Relaxed confidence is not just a decorating style for Paul Siskin. It's a way of life. Even when he misses an interview appointment by three hours, he doesn't get frantic about rescheduling. Instead, he happily suggests going to see Marie Antoinette first and doing the interview afterward.

Such nonchalance is also, in a nutshell, how Siskin approaches design, folding the pleasures of life and work into one. "Some complain that I don't finish the job," Siskin says. "And it's true-I have never bought a set of sheets. But I can make a space beautiful and suitable. In the end, the clients have to finish it. That's what it means to make a home."

Siskin's clients prize his knack for combining low-key grandeur with definitive comfort. In the process, it's almost impossible not to be charmed by a man who barely has to introduce himself before he's treating you like a lifelong confidant.

He knows how to translate the grand into the livable. In his hands, a bathroom with limestone and marble stripes suggests masculine restraint, not Donald Trump-ery. If clients say they're mad for formal entertaining, he gives them the English antique groaning board, but he also sets a table for two by the window.

"Paul has an extraordinary eye for colors, textures, arrangements. It's structural but intuitive-those sound like opposites, but not with him. Ultimately, the operative word is elegance," says Kitty Hawks, a 2005 Hall of Fame inductee.

Raised in Los Angeles, Siskin has interiors in his blood. Angelus, the family business, was the largest furniture manufacturer west of the Mississippi before the company branched into retail by purchasing part of W.& J. Sloane and Wilder's Furniture, purveyors of traditional Americana to striving suburbia. But Siskin had no intention of following that path.
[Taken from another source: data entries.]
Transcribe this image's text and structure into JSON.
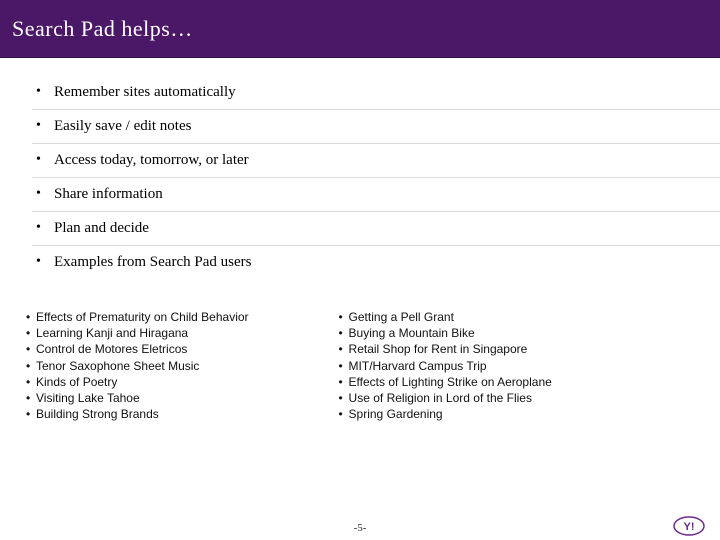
{
  "title": "Search Pad helps…",
  "mainBullets": [
    "Remember sites automatically",
    "Easily save / edit notes",
    "Access today, tomorrow, or later",
    "Share information",
    "Plan and decide",
    "Examples from Search Pad users"
  ],
  "examplesLeft": [
    "Effects of Prematurity on Child Behavior",
    "Learning Kanji and Hiragana",
    "Control de Motores Eletricos",
    "Tenor Saxophone Sheet Music",
    "Kinds of Poetry",
    "Visiting Lake Tahoe",
    "Building Strong Brands"
  ],
  "examplesRight": [
    "Getting a Pell Grant",
    "Buying a Mountain Bike",
    "Retail Shop for Rent in Singapore",
    "MIT/Harvard Campus Trip",
    "Effects of Lighting Strike on Aeroplane",
    "Use of Religion in Lord of the Flies",
    "Spring Gardening"
  ],
  "pageNumber": "-5-",
  "logoLabel": "Yahoo logo"
}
"It was the '60s, and I had an Afro and bell-bottoms," recalls Siskin, who went off to Colorado State University. "Basically, I was this rich hippie who got a high lottery number in the draft and dropped out." It was a trip to Europe, with a stop at Versailles, which turned his mind to decorating as a career. He apprenticed in the antiques department at W.& J. Sloane, then moved to New York in 1974.

After studying at the Parsons School of Design, he took a job with Hall of Fame member John Saladino, who was at the top of his game, countering the prevailing winds of chintz with a not-exactly-minimal classicism. "John had a painterly genius for color, and I learned all about it," Siskin says. He also learned how to deal with clients.
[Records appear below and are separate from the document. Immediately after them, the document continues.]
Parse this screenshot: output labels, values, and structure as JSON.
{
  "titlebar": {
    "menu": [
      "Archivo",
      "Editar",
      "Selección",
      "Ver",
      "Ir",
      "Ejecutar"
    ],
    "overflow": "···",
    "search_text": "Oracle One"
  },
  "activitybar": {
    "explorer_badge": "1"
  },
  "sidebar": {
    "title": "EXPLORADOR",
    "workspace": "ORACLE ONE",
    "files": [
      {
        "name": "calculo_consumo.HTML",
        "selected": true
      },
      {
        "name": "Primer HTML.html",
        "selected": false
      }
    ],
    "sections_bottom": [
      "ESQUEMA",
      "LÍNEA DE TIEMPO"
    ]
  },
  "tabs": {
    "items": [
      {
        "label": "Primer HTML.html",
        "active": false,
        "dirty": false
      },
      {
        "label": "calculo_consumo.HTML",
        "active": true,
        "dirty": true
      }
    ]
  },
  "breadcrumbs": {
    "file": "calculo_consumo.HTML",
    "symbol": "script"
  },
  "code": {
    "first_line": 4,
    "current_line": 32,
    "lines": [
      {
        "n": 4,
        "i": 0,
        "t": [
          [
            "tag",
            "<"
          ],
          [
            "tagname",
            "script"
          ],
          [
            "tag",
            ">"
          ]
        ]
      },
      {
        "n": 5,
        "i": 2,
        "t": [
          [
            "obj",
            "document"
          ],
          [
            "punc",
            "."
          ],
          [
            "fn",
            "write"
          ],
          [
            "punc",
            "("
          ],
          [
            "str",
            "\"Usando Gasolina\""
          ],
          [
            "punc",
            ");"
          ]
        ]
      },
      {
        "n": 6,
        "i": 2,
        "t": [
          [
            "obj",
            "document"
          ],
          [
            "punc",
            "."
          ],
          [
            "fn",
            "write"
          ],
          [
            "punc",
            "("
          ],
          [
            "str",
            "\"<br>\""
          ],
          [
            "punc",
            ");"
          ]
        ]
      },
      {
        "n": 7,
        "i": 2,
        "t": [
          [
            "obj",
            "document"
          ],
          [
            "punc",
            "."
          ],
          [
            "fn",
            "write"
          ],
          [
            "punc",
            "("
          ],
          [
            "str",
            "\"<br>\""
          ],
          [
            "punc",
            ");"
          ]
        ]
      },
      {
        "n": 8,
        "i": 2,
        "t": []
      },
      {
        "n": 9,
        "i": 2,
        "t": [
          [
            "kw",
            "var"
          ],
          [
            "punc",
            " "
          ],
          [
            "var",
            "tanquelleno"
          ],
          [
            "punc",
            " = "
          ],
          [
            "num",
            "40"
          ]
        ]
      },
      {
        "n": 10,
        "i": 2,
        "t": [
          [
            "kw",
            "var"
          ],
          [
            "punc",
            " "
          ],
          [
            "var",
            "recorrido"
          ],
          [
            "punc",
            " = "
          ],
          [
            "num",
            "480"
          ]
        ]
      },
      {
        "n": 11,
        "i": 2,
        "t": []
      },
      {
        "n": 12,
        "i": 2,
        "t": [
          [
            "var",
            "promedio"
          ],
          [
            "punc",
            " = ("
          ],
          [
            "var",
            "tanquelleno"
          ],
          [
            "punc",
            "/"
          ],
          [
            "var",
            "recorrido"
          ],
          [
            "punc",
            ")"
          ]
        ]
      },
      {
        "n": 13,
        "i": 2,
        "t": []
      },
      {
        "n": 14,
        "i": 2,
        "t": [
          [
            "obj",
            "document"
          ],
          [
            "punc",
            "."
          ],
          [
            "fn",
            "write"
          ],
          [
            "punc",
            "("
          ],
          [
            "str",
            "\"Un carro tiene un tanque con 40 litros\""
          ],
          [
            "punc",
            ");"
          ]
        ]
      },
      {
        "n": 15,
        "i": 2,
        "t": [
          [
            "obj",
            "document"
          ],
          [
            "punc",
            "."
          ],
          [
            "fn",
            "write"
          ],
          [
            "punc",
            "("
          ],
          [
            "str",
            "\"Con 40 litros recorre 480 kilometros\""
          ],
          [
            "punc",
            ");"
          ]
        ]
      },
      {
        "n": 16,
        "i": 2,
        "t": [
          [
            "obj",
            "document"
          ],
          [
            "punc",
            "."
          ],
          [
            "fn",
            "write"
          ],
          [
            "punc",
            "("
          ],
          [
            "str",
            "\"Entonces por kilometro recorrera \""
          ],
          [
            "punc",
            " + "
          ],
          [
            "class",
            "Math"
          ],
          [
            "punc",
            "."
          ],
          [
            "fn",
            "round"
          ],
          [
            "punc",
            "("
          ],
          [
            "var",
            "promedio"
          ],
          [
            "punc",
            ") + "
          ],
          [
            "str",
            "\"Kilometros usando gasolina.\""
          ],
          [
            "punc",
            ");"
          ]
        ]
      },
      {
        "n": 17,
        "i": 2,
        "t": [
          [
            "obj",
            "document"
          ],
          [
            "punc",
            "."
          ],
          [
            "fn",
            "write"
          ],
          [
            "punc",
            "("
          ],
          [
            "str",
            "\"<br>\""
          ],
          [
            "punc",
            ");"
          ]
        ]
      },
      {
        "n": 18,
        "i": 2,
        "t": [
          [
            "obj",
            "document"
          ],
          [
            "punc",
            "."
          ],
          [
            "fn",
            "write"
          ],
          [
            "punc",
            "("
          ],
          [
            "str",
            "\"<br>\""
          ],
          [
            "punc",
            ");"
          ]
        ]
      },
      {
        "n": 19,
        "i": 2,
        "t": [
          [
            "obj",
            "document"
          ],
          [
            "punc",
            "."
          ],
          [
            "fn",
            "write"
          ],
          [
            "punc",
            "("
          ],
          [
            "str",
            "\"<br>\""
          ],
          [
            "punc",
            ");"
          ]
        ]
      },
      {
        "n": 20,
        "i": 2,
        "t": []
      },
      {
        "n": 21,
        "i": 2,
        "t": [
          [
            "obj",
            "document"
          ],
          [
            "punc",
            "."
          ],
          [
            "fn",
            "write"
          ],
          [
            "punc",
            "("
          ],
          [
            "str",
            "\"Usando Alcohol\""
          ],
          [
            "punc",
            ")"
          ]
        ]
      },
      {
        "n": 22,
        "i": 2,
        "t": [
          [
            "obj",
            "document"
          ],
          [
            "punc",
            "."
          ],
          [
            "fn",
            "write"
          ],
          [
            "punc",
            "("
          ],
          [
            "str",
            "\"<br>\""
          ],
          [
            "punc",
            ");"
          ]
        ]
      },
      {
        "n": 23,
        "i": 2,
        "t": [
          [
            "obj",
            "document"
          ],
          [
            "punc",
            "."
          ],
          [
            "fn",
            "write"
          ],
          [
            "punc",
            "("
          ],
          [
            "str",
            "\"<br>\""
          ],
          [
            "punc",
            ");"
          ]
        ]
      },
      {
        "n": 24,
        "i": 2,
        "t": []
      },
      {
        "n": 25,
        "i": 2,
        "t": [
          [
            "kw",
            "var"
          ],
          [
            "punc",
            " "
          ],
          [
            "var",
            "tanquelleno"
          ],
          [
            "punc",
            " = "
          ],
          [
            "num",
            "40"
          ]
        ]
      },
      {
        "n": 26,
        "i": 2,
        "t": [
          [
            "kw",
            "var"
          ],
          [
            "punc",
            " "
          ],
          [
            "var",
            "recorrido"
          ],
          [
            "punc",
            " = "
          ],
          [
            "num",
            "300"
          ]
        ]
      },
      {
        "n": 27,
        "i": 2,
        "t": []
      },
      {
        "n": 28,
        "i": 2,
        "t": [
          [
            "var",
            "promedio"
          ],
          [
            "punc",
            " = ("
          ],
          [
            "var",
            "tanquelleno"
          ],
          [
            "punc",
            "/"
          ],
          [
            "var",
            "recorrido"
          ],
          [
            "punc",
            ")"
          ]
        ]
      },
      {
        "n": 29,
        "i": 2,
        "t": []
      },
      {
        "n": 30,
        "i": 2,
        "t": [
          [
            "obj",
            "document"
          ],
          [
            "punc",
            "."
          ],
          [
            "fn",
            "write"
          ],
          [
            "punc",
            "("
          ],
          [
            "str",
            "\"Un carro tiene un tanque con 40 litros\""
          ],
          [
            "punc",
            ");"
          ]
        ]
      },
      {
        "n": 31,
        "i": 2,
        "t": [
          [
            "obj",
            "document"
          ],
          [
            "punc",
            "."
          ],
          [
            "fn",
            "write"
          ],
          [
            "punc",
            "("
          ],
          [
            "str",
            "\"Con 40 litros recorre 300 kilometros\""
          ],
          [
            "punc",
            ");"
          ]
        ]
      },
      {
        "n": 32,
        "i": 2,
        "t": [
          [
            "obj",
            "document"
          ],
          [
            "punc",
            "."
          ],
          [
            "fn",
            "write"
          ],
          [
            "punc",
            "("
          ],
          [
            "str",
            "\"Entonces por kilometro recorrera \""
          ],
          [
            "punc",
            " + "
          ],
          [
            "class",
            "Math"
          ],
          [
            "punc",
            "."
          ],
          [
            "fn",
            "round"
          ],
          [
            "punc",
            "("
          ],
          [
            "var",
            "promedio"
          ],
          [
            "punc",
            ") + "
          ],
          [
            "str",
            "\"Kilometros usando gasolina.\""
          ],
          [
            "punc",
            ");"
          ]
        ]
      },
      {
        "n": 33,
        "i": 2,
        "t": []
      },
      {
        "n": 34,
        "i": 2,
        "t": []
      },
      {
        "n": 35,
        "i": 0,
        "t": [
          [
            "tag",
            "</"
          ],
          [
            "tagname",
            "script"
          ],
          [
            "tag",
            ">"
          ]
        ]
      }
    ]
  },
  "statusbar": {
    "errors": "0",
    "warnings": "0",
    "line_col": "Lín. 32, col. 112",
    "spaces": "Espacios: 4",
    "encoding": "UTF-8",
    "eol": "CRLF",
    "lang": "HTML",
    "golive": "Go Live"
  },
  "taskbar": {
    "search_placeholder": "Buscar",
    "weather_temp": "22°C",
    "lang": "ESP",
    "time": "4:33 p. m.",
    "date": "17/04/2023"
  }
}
After leaving the John F. Saladino firm, Siskin joined forces with Venezuelan bon vivant Perucho Valls in 1984. "Nothing intimidated him," Siskin says of his business and life partner, who died of AIDS in 1992. Valls, who'd worked for Halston, had a sense of couture workmanship that meshed with Siskin's clean lines in a way that turned heads.

Siskin Valls managed to score a coveted invite to participate in the Kips Bay Decorator Show House right away. The room was a bravura confection of a study, featuring an embroidered slipcovered chair with a crinoline train. It was an early manifestation of the fashion-decor alliance that remains a powerful impulse in design today.

Siskin, 59, still operates solo as Siskin Valls. He's currently most excited about working with Studio Chan to build himself a weekend house in Greenport, New York, along the Hudson River. "It's going to be a factory-with high ceilings, absolutely no trim, lots of glass, and tables loaded with books," he says. In other words, grand but not precious. And perfectly tuned to a thoughtful life, Siskin's own.